Geen van Goenthers bloedverwanten spoorde hem aan, en geen enkele van zijn vertrouwde raadslieden, noch een der machtigen uit het land raadde hem aan naar Atli te rijden. Zooals het een koning past sprak Goenther vol moed luide door de drinkhal:

--"Ik ga! Schenker, sta op en laat de dienaren gouden schalen vol drank aan de gasten geven."

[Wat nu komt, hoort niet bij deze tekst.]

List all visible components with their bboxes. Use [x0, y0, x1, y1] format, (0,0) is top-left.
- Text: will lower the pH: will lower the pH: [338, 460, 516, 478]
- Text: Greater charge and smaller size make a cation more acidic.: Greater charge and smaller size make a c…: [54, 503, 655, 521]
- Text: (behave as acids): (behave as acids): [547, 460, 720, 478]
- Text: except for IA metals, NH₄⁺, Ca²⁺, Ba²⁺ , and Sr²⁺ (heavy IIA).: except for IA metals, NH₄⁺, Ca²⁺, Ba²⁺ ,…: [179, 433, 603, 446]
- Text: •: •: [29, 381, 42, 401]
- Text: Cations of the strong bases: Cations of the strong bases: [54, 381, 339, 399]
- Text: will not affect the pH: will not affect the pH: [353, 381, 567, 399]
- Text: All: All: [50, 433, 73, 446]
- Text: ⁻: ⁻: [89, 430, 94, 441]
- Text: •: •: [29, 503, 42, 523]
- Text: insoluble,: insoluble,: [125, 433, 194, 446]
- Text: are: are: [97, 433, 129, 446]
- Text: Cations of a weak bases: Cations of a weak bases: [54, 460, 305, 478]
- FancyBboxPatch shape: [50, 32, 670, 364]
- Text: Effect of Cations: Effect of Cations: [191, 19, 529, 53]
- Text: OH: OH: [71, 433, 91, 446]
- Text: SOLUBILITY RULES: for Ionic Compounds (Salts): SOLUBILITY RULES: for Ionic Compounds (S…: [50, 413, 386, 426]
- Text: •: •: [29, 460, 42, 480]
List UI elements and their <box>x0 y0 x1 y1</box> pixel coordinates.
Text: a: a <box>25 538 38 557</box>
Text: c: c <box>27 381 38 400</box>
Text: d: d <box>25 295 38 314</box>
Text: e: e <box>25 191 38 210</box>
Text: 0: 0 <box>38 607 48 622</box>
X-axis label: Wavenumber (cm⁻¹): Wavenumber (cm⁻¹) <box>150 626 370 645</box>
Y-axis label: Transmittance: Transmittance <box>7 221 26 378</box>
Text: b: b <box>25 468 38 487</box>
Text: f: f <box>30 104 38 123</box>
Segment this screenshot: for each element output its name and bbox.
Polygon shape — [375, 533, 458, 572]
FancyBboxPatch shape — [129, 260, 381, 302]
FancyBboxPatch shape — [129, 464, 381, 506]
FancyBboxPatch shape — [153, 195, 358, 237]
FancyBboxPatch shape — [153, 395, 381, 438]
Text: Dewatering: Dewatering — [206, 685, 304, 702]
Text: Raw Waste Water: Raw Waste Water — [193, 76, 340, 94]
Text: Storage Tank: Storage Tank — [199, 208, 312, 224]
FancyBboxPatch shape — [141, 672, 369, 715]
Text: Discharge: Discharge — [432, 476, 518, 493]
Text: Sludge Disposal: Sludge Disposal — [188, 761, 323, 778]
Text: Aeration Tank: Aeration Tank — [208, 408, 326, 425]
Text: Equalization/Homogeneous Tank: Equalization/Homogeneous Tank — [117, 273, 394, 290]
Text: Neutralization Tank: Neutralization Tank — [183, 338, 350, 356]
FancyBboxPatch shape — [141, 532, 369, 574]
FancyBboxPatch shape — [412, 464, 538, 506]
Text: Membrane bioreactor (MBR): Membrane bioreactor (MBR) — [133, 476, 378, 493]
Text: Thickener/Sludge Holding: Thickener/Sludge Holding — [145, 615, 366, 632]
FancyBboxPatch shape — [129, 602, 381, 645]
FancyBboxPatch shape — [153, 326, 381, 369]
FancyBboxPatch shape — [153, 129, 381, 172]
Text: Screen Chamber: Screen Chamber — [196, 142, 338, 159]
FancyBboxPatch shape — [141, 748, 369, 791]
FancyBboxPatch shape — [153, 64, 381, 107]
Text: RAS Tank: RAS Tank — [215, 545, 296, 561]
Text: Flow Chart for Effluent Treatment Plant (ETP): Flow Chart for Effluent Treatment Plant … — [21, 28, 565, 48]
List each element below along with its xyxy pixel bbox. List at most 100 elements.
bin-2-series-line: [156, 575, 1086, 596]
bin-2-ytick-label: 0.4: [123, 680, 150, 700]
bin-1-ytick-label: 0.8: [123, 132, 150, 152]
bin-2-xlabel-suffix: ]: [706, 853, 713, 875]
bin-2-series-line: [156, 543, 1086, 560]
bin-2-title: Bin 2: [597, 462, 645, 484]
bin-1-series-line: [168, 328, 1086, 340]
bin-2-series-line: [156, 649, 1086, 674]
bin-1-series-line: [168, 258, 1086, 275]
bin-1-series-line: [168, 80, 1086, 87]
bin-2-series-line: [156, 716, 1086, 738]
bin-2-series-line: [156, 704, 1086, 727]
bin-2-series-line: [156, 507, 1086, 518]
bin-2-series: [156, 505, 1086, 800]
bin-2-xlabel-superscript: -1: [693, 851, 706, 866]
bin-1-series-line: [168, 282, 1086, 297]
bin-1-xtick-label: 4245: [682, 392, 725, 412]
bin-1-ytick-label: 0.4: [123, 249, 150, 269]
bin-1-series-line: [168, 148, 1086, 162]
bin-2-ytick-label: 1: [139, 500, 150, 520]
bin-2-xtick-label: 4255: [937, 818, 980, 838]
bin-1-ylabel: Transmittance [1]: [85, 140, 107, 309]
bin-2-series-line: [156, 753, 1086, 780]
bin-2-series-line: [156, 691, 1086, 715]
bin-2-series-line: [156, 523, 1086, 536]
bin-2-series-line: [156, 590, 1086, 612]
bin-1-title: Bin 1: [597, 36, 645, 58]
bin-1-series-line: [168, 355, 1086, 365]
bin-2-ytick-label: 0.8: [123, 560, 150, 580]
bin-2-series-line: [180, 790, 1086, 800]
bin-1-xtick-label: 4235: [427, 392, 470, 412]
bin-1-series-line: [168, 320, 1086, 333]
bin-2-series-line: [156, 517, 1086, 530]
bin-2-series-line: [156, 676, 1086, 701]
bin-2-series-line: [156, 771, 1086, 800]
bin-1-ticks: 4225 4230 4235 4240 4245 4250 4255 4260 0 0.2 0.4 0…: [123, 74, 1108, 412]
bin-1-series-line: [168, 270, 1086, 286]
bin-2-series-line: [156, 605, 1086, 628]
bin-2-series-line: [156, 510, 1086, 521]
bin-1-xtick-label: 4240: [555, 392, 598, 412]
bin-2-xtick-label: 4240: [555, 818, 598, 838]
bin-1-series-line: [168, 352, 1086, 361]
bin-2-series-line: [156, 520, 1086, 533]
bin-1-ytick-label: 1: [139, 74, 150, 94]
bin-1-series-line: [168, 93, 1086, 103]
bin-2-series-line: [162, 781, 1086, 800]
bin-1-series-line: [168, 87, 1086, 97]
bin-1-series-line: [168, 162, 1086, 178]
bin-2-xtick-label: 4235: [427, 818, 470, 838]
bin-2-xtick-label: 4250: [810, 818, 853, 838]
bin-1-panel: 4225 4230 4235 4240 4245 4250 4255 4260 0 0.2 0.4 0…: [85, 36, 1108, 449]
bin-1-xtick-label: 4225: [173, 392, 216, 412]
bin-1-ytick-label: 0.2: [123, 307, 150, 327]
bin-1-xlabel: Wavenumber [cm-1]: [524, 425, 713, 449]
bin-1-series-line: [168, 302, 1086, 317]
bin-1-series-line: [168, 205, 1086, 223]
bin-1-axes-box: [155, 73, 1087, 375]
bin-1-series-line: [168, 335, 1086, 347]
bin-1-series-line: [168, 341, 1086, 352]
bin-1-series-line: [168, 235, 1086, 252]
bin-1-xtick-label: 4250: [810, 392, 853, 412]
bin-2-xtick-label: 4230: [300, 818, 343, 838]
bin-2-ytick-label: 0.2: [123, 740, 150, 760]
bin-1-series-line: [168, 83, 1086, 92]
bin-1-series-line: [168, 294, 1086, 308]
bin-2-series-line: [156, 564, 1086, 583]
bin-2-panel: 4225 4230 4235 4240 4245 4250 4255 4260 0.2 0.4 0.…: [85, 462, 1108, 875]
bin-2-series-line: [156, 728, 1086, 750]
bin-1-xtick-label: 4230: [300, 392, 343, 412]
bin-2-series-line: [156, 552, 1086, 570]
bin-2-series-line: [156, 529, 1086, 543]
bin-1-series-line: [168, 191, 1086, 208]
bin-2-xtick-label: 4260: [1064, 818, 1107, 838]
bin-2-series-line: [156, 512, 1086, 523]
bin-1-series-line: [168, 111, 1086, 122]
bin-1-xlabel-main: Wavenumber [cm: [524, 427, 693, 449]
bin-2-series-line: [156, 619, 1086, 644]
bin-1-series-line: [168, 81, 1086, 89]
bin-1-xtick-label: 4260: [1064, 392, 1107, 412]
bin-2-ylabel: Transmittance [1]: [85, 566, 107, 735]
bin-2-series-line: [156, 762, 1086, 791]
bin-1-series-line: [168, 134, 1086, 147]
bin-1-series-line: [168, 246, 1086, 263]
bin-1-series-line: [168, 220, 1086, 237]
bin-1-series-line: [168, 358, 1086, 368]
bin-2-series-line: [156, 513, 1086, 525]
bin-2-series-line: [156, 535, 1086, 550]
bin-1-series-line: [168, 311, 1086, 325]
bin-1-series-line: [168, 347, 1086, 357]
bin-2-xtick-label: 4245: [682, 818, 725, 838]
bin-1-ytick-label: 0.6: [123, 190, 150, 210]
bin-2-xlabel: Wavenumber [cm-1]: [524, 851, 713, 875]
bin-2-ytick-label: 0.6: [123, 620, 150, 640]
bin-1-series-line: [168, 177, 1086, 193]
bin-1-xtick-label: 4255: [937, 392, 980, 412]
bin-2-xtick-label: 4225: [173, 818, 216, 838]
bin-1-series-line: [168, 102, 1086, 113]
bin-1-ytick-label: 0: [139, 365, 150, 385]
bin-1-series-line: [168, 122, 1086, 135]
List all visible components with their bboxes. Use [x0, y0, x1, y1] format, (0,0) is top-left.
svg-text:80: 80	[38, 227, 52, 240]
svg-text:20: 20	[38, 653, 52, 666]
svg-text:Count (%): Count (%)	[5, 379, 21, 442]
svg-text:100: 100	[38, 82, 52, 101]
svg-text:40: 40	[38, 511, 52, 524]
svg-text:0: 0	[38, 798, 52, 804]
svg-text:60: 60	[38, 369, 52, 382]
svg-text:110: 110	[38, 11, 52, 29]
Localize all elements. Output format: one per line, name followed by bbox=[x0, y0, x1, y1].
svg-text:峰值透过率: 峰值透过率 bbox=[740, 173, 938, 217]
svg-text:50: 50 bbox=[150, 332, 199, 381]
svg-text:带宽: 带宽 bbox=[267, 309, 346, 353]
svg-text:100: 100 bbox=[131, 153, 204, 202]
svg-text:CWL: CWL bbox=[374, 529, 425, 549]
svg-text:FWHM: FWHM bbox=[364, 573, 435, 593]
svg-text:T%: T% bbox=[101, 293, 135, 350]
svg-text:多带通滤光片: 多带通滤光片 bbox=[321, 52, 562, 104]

De vrouw van Hagen kwam in de zaal om de gasten te begroeten, en ook de vrouw van Goenther kwam en zorgde voor hen. Meisjes droegen mede binnen en er werden vele hoornen leeggedronken, totdat allen verzadigd waren. Toen zocht een ieder zijn legerstede op.

De vrouw van Hagen was zeer verstandig. Zij kende runen lezen en in den schijn van het haardvuur las zij de runen, die Goedroen in de takken gesneden had. Deze waren echter zeer moeielijk te ontraadselen, en nadenkend ging zij met Hagen naar bed. Zij droomde, en tegen den morgen werd zij wakker en zeide tot Hagen:

--"Wilt gij van huis gaan Hagen? Luister naar mijn raad en ga ditmaal niet. Uit de runen van uw zuster heb ik gezien, dat zij u niet tot dien tocht heeft uitgenoodigd, het verwondert mij alleen, dat zij zoo raadselachtige runen sneed. Want zoo heeft zij ze ingesneden als stak voor u beiden de dood er onder, wanneer gij met vertrouwen naar Atli gaat. Een runenteeken liet zij uit, of een ander heeft het bedorven. Ik geloof dat het u slecht vergaan zal, Hagen. Ik droomde, dat er een beer binnenkwam, die de stutten van de zaal omstootte en ons allen wegdroeg in zijn muil."

Hagen echter antwoordde haar:

--"Dat zal storm beteekenen, en de wintersneeuw hebt gij voor een ijsbeer gehouden."

Zijn vrouw sprak wederom tot Hagen:

"Een arend vloog rond door de zaal en van zijn vleugels droop het bloed. Mij dunkt, dat is Atli."

Daarop zeide Hagen:

--"Wij slachtten veel vee, en dan druipt er veel bloed. Gij hebt van arenden gedroomd, maar het zijn ossen."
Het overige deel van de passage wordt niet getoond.